До дверей шел и обмирал от стыда за свою солдатскую одежку. Казалось, что Валентина Турова и весь класс только и глядят на его кособокие в пятках кирзачи, на потертые до выбели шаровары и хвостиком торчащую из-под ремня гимнастерку. И ведь думать не думалось до этой минуты, что одет плохо — тело не голое, чего еще надо? — в деревне до девятнадцати лет носил брюки из маскировочной разномастной плащ-палатки, которые сзади глядели «очами» заплаток, а тут целое, в один цвет полотно, и не позаботился хоть какие брючишки купить, рубашку — все деньги в деревню высылал.

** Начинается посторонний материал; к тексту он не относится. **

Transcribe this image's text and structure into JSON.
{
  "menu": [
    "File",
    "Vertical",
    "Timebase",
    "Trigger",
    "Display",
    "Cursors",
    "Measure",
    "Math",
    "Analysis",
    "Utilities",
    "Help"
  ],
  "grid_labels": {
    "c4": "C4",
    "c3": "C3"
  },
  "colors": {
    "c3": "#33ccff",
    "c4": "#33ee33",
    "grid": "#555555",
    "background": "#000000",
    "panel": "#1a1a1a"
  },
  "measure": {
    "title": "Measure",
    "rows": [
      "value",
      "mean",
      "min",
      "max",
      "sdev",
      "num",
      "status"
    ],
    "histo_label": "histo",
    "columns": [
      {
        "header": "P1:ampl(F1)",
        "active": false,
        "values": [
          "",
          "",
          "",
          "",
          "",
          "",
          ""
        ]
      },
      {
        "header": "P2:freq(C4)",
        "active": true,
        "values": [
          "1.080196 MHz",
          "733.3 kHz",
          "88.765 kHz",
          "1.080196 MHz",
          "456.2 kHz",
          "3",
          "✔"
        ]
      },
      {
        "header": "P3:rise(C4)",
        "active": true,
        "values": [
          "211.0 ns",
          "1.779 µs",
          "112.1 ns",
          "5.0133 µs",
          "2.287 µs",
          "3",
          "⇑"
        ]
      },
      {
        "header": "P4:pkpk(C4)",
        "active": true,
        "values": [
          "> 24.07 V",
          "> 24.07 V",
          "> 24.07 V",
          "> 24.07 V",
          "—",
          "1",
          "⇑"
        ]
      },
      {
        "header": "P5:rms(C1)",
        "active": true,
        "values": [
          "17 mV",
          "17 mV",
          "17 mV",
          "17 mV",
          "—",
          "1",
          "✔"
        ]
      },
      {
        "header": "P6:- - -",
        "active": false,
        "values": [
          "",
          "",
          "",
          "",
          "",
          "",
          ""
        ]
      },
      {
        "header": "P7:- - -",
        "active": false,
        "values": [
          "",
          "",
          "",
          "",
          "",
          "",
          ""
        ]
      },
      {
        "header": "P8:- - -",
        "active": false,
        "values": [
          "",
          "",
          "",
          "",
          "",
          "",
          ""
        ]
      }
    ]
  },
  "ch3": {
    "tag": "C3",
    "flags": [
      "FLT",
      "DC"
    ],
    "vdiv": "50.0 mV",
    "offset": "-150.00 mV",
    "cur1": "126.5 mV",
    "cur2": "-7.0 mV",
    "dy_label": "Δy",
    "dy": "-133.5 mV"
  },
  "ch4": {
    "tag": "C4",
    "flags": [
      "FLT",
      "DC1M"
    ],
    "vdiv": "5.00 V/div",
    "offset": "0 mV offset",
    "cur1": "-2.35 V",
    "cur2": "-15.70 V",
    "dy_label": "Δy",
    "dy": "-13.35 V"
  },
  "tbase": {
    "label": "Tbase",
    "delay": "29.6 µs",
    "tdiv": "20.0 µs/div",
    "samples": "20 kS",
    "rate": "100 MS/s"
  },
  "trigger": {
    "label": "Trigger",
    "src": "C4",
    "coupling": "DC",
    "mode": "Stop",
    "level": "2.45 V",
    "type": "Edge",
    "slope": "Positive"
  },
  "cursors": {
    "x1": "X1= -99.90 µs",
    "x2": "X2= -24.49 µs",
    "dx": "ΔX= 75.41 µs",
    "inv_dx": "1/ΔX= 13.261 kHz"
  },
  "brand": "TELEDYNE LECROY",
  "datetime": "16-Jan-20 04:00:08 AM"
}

Три вечера в школу не заявлялся. Лежал, думал, как найти силы для учебы. И ничего не мог придумать. Из лавы уходить никак нельзя еще года три-четыре — в Чумаковке школа начальная, а братьям и сестре восьмилетку надо заканчивать в Чистоозерной. За десять километров в одних валенках да в одной телогрейке четверых попеременке в школу не переводишь. «Все, — решил, — младших выучить перво-наперво, а там видно будет». Решил. А денег занял, купил первый в своей жизни костюм из толстенного сукна — чтоб подешевле да покрепче — и штапельную рубаху: «Надо... Чего ж, не век в солдатском...»

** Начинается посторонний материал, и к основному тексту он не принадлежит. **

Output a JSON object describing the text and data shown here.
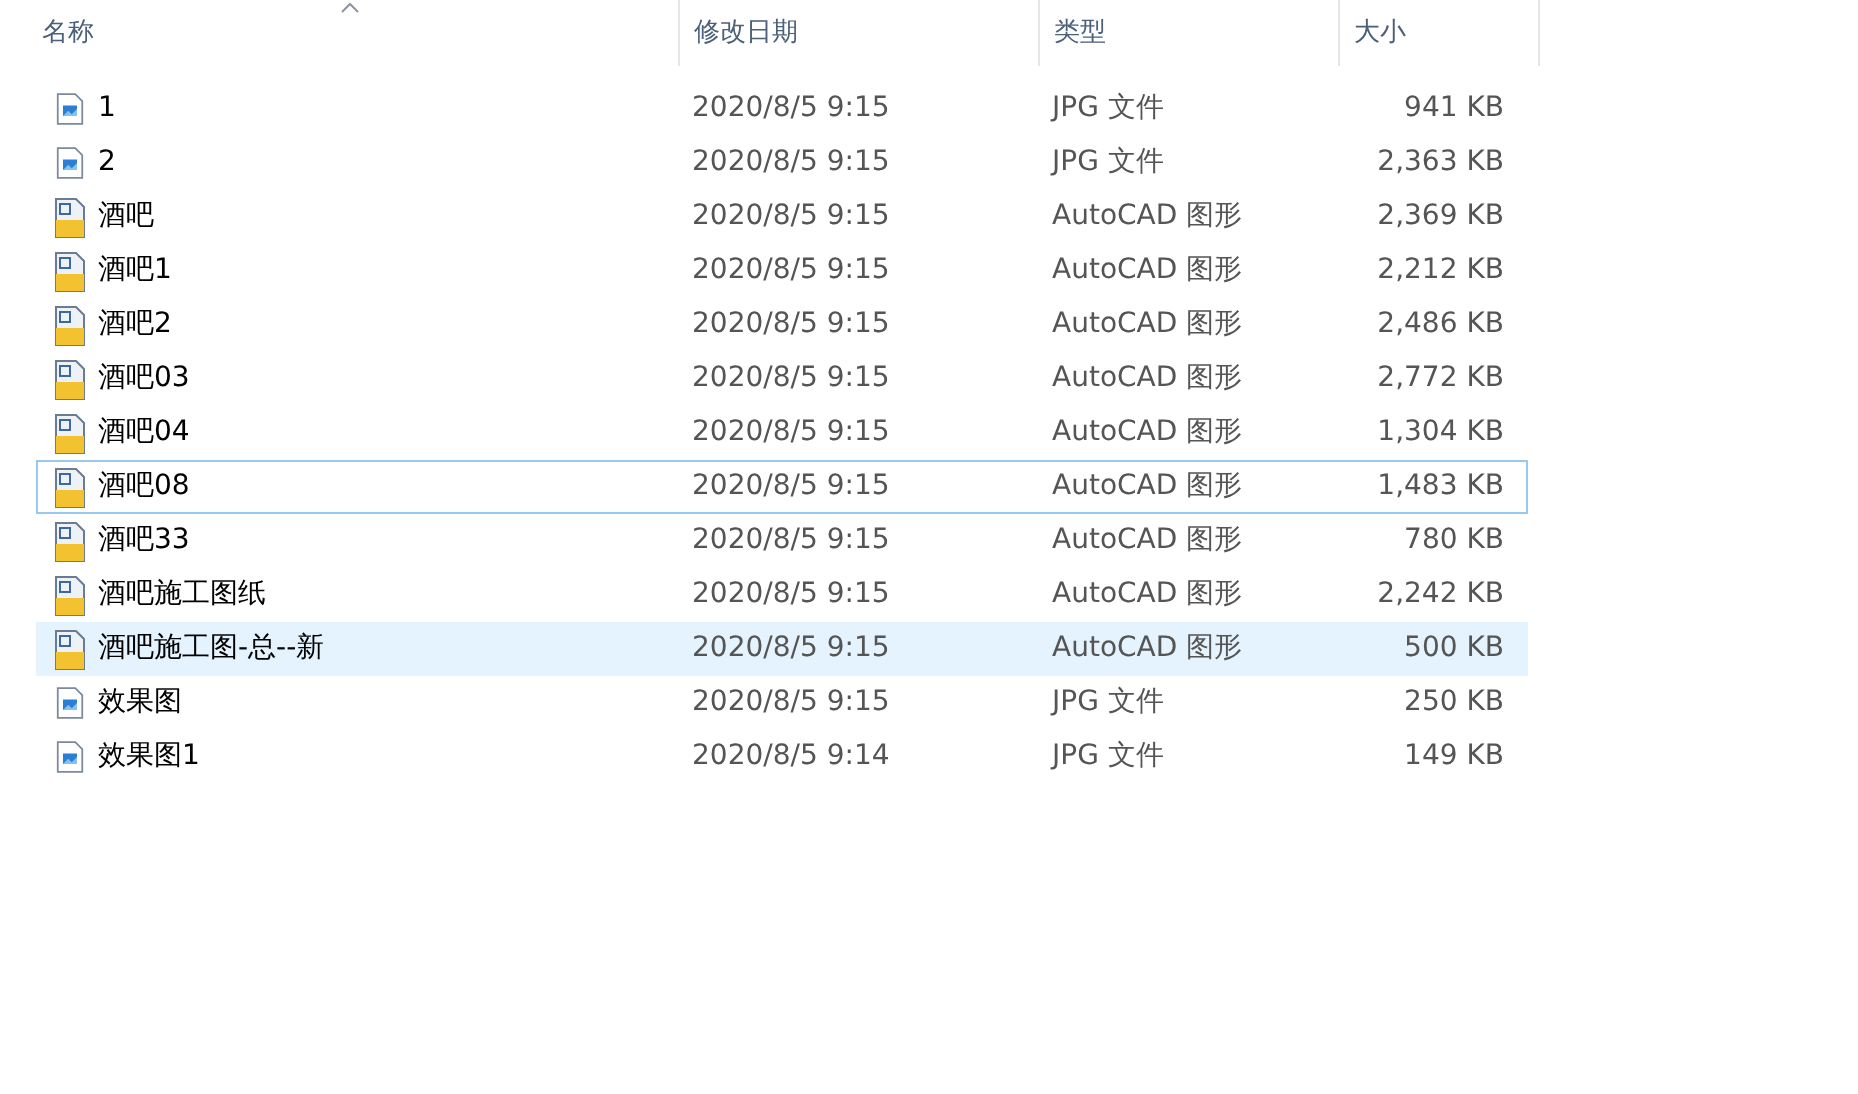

Не сознавался самому себе, что обновки покупал только из-за нее одной, из-за этой девчушки Туровой. И все эти три дня наваливал уголь, а угля не видел — движется, скользит по темным осыпям ее лицо; о далеких ли родных местах думал — и там она: то на опушке березового колка видится, то на берегу Тихонькой сидит; по улицам ходил — и тут, куда ни глянет, о чем ни подумает... Все позаступила, позагородила собой. Нерадостно, больно и тоскливо. И почему-то лезло в голову несуразное, что он ее, настоящую, живую, никогда не встретит, не увидит ни в этом маленьком городке, ни в другом месте, и даже, если пойти в школу, то и там ее не будет — не будет никогда.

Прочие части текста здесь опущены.